Es necesario también interpretar un dato aterrador que generalmente pasa desapercibido. Varios estudios indican que a lo largo de los últimos veinte años se ha producido una reducción del 50 por ciento en el número de agricultores activos, y que casi la mitad de los restantes superan los 65 años5. No hay que hacer muchos estudios sociológicos para averiguar el motivo del abandono del campo. Básicamente hablamos de dinero. De su escasez en el mundo agrario somos responsables todos: productores y consumidores. Nos encontramos ante la paradoja de que entre todos estamos aniquilando el que probablemente sea el único sector con capacidad real para frenar el empobrecimiento de la Tierra en todos los aspectos.
¿HAY ALGUNA ALTERNATIVA REALMENTE VIABLE?
Por todos es sabido que la agricultura no vive su mejor momento; de hecho, a lo largo de las últimas décadas no lo ha vivido nunca. Pero ¿qué hay de cierto en esta afirmación que a menudo escuchamos en boca de los agricultores?
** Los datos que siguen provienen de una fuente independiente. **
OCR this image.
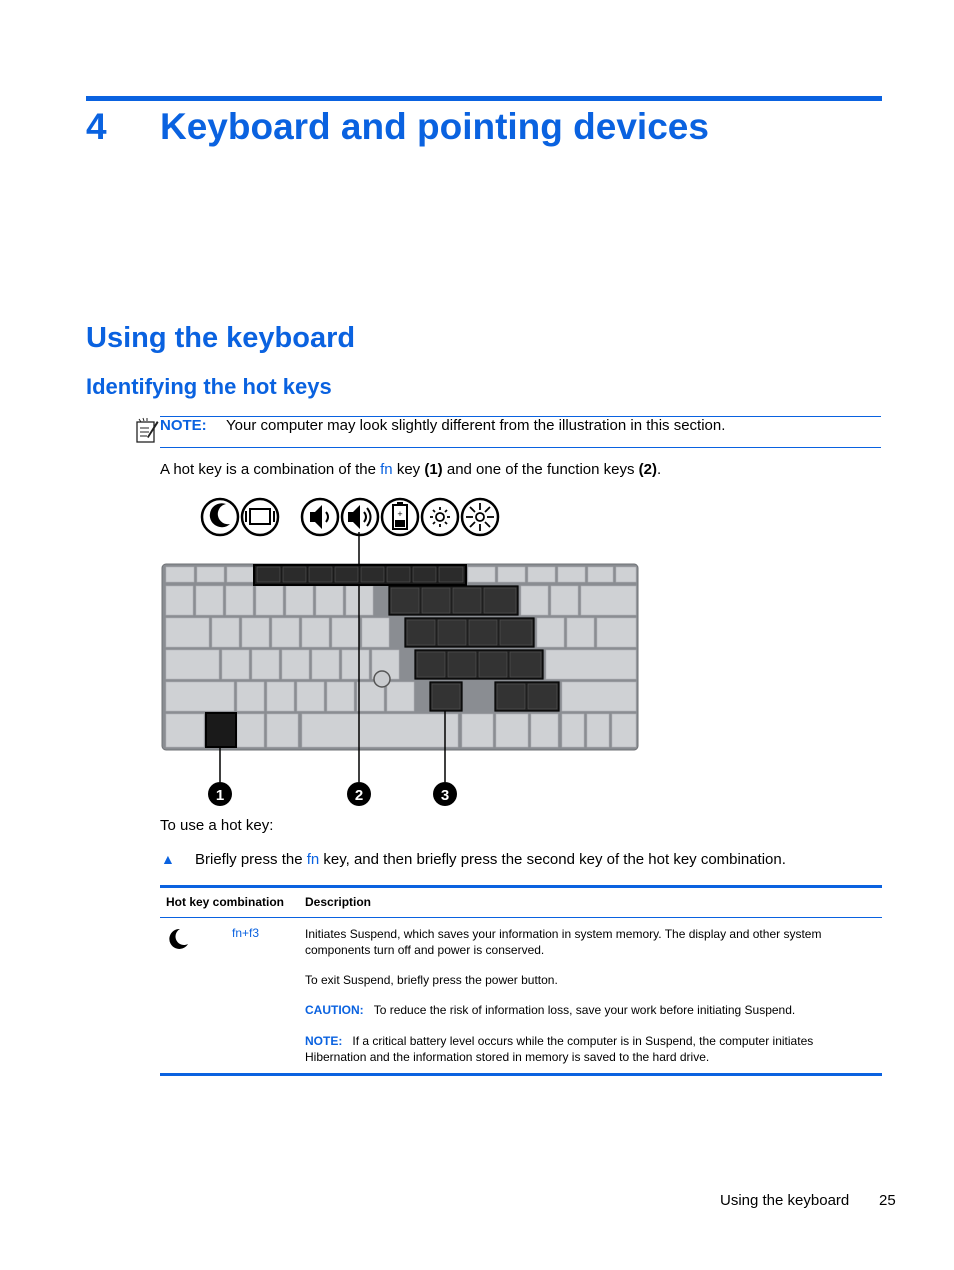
4 Keyboard and pointing devices
Using the keyboard
Identifying the hot keys
NOTE: Your computer may look slightly different from the illustration in this section.
A hot key is a combination of the fn key (1) and one of the function keys (2).
+
1	2	3
To use a hot key:
▲ Briefly press the fn key, and then briefly press the second key of the hot key combination.
Hot key combination Description
fn+f3	Initiates Suspend, which saves your information in system memory. The display and other system components turn off and power is conserved.
To exit Suspend, briefly press the power button.
CAUTION: To reduce the risk of information loss, save your work before initiating Suspend.
NOTE: If a critical battery level occurs while the computer is in Suspend, the computer initiates Hibernation and the information stored in memory is saved to the hard drive.
Using the keyboard 25
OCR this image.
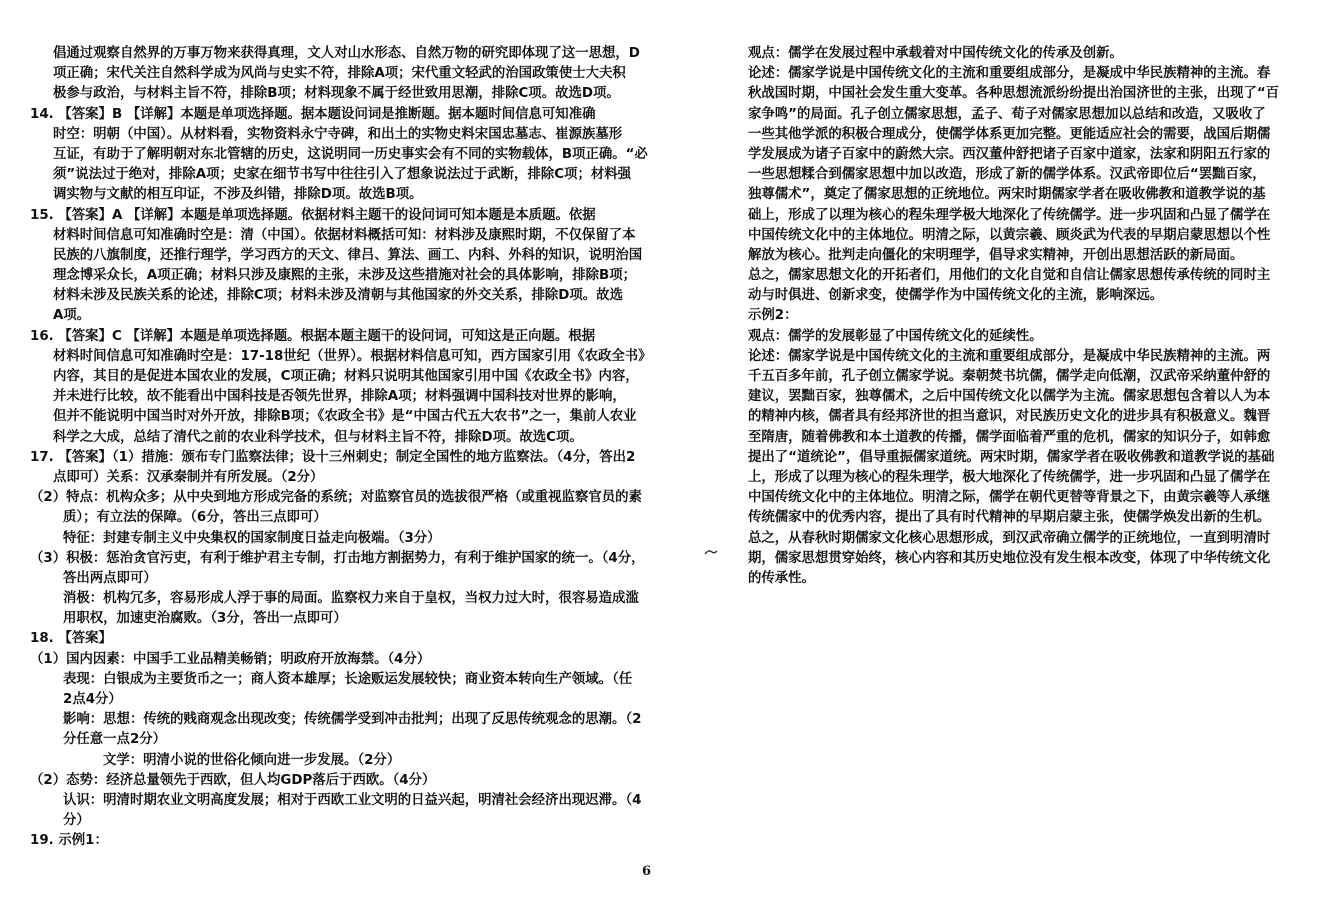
倡通过观察自然界的万事万物来获得真理，文人对山水形态、自然万物的研究即体现了这一思想，D
项正确；宋代关注自然科学成为风尚与史实不符，排除A项；宋代重文轻武的治国政策使士大夫积
极参与政治，与材料主旨不符，排除B项；材料现象不属于经世致用思潮，排除C项。故选D项。
14. 【答案】B 【详解】本题是单项选择题。据本题设问词是推断题。据本题时间信息可知准确
时空：明朝（中国）。从材料看，实物资料永宁寺碑，和出土的实物史料宋国忠墓志、崔源族墓形
互证，有助于了解明朝对东北管辖的历史，这说明同一历史事实会有不同的实物载体，B项正确。“必
须”说法过于绝对，排除A项；史家在细节书写中往往引入了想象说法过于武断，排除C项；材料强
调实物与文献的相互印证，不涉及纠错，排除D项。故选B项。
15. 【答案】A 【详解】本题是单项选择题。依据材料主题干的设问词可知本题是本质题。依据
材料时间信息可知准确时空是：清（中国）。依据材料概括可知：材料涉及康熙时期，不仅保留了本
民族的八旗制度，还推行理学，学习西方的天文、律吕、算法、画工、内科、外科的知识，说明治国
理念博采众长，A项正确；材料只涉及康熙的主张，未涉及这些措施对社会的具体影响，排除B项；
材料未涉及民族关系的论述，排除C项；材料未涉及清朝与其他国家的外交关系，排除D项。故选
A项。
16. 【答案】C 【详解】本题是单项选择题。根据本题主题干的设问词，可知这是正向题。根据
材料时间信息可知准确时空是：17-18世纪（世界）。根据材料信息可知，西方国家引用《农政全书》
内容，其目的是促进本国农业的发展，C项正确；材料只说明其他国家引用中国《农政全书》内容，
并未进行比较，故不能看出中国科技是否领先世界，排除A项；材料强调中国科技对世界的影响，
但并不能说明中国当时对外开放，排除B项；《农政全书》是“中国古代五大农书”之一，集前人农业
科学之大成，总结了清代之前的农业科学技术，但与材料主旨不符，排除D项。故选C项。
17. 【答案】（1）措施：颁布专门监察法律；设十三州刺史；制定全国性的地方监察法。（4分，答出2
点即可）关系：汉承秦制并有所发展。（2分）
（2）特点：机构众多；从中央到地方形成完备的系统；对监察官员的选拔很严格（或重视监察官员的素
质）；有立法的保障。（6分，答出三点即可）
特征：封建专制主义中央集权的国家制度日益走向极端。（3分）
（3）积极：惩治贪官污吏，有利于维护君主专制，打击地方割据势力，有利于维护国家的统一。（4分，
答出两点即可）
消极：机构冗多，容易形成人浮于事的局面。监察权力来自于皇权，当权力过大时，很容易造成滥
用职权，加速吏治腐败。（3分，答出一点即可）
18. 【答案】
（1）国内因素：中国手工业品精美畅销；明政府开放海禁。（4分）
表现：白银成为主要货币之一；商人资本雄厚；长途贩运发展较快；商业资本转向生产领域。（任
2点4分）
影响：思想：传统的贱商观念出现改变；传统儒学受到冲击批判；出现了反思传统观念的思潮。（2
分任意一点2分）
文学：明清小说的世俗化倾向进一步发展。（2分）
（2）态势：经济总量领先于西欧，但人均GDP落后于西欧。（4分）
认识：明清时期农业文明高度发展；相对于西欧工业文明的日益兴起，明清社会经济出现迟滞。（4
分）
19. 示例1：
观点：儒学在发展过程中承载着对中国传统文化的传承及创新。
论述：儒家学说是中国传统文化的主流和重要组成部分，是凝成中华民族精神的主流。春
秋战国时期，中国社会发生重大变革。各种思想流派纷纷提出治国济世的主张，出现了“百
家争鸣”的局面。孔子创立儒家思想，孟子、荀子对儒家思想加以总结和改造，又吸收了
一些其他学派的积极合理成分，使儒学体系更加完整。更能适应社会的需要，战国后期儒
学发展成为诸子百家中的蔚然大宗。西汉董仲舒把诸子百家中道家，法家和阴阳五行家的
一些思想糅合到儒家思想中加以改造，形成了新的儒学体系。汉武帝即位后“罢黜百家，
独尊儒术”，奠定了儒家思想的正统地位。两宋时期儒家学者在吸收佛教和道教学说的基
础上，形成了以理为核心的程朱理学极大地深化了传统儒学。进一步巩固和凸显了儒学在
中国传统文化中的主体地位。明清之际，以黄宗羲、顾炎武为代表的早期启蒙思想以个性
解放为核心。批判走向僵化的宋明理学，倡导求实精神，开创出思想活跃的新局面。
总之，儒家思想文化的开拓者们，用他们的文化自觉和自信让儒家思想传承传统的同时主
动与时俱进、创新求变，使儒学作为中国传统文化的主流，影响深远。
示例2：
观点：儒学的发展彰显了中国传统文化的延续性。
论述：儒家学说是中国传统文化的主流和重要组成部分，是凝成中华民族精神的主流。两
千五百多年前，孔子创立儒家学说。秦朝焚书坑儒，儒学走向低潮，汉武帝采纳董仲舒的
建议，罢黜百家，独尊儒术，之后中国传统文化以儒学为主流。儒家思想包含着以人为本
的精神内核，儒者具有经邦济世的担当意识，对民族历史文化的进步具有积极意义。魏晋
至隋唐，随着佛教和本土道教的传播，儒学面临着严重的危机，儒家的知识分子，如韩愈
提出了“道统论”，倡导重振儒家道统。两宋时期，儒家学者在吸收佛教和道教学说的基础
上，形成了以理为核心的程朱理学，极大地深化了传统儒学，进一步巩固和凸显了儒学在
中国传统文化中的主体地位。明清之际，儒学在朝代更替等背景之下，由黄宗羲等人承继
传统儒家中的优秀内容，提出了具有时代精神的早期启蒙主张，使儒学焕发出新的生机。
总之，从春秋时期儒家文化核心思想形成，到汉武帝确立儒学的正统地位，一直到明清时
期，儒家思想贯穿始终，核心内容和其历史地位没有发生根本改变，体现了中华传统文化
的传承性。
6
En este libro buscaremos la respuesta a esta pregunta y también a otras todavía más relevantes: ¿Qué futuro le espera al sector primario? ¿Y al planeta? ¿Y qué relación hay entre los dos?
¿Y si una de las posibles respuestas a estas preguntas fuera la agricultura regenerativa? Para mí, el concepto «agricultura regenerativa» hace referencia a un sistema de trabajo y de vida en el que a menudo se aplican técnicas y conocimientos ancestrales, pero con las actualizaciones que permiten la ciencia y la tecnología modernas. Un sistema que pretende mejorar la fertilidad del suelo empleando recursos renovables y, si es posible, procedentes de la misma finca. Un sistema que, a la hora de afrontar las adversidades, pone el foco en las causas y no en los efectos, como iremos viendo a lo largo del libro.
Imagina una solución que permitiera a los agricultores reducir sus gastos y su dependencia de las energías no renovables; minimizar los efectos de las crisis constantes, ya sean climáticas o económicas; mantener las producciones, y obtener alimentos de mayor calidad. Un sistema que permitiera trabajar de forma más segura y feliz, y conseguir la viabilidad económica de las explotaciones sin depender del sistema de subsidios que, en muchas regiones del mundo, otorga la Administración pública.
Imagina una solución que aportara a la sociedad un mayor bienestar ambiental, ayudando a mitigar el cambio climático y a frenar los procesos de desertificación de la superficie terrestre. Una solución que ofreciera un mayor bienestar social, produciendo alimentos más saludables y provocando un impacto positivo sobre la salud humana. Y también bienestar económico, puesto que una agricultura fuerte genera puestos de trabajo y funciona como medida de control sobre el mosaico paisajístico, con un impacto evidente a escala turística.
Lo primero que puedes pensar, y es totalmente normal, es que quizá estas afirmaciones son un poco exageradas. O quizá pienses que si son ciertas, detrás de este sistema productivo debe esconderse algún inconveniente de peso, algo que explique por qué no se está empleando ya indiscriminadamente en todo el mundo.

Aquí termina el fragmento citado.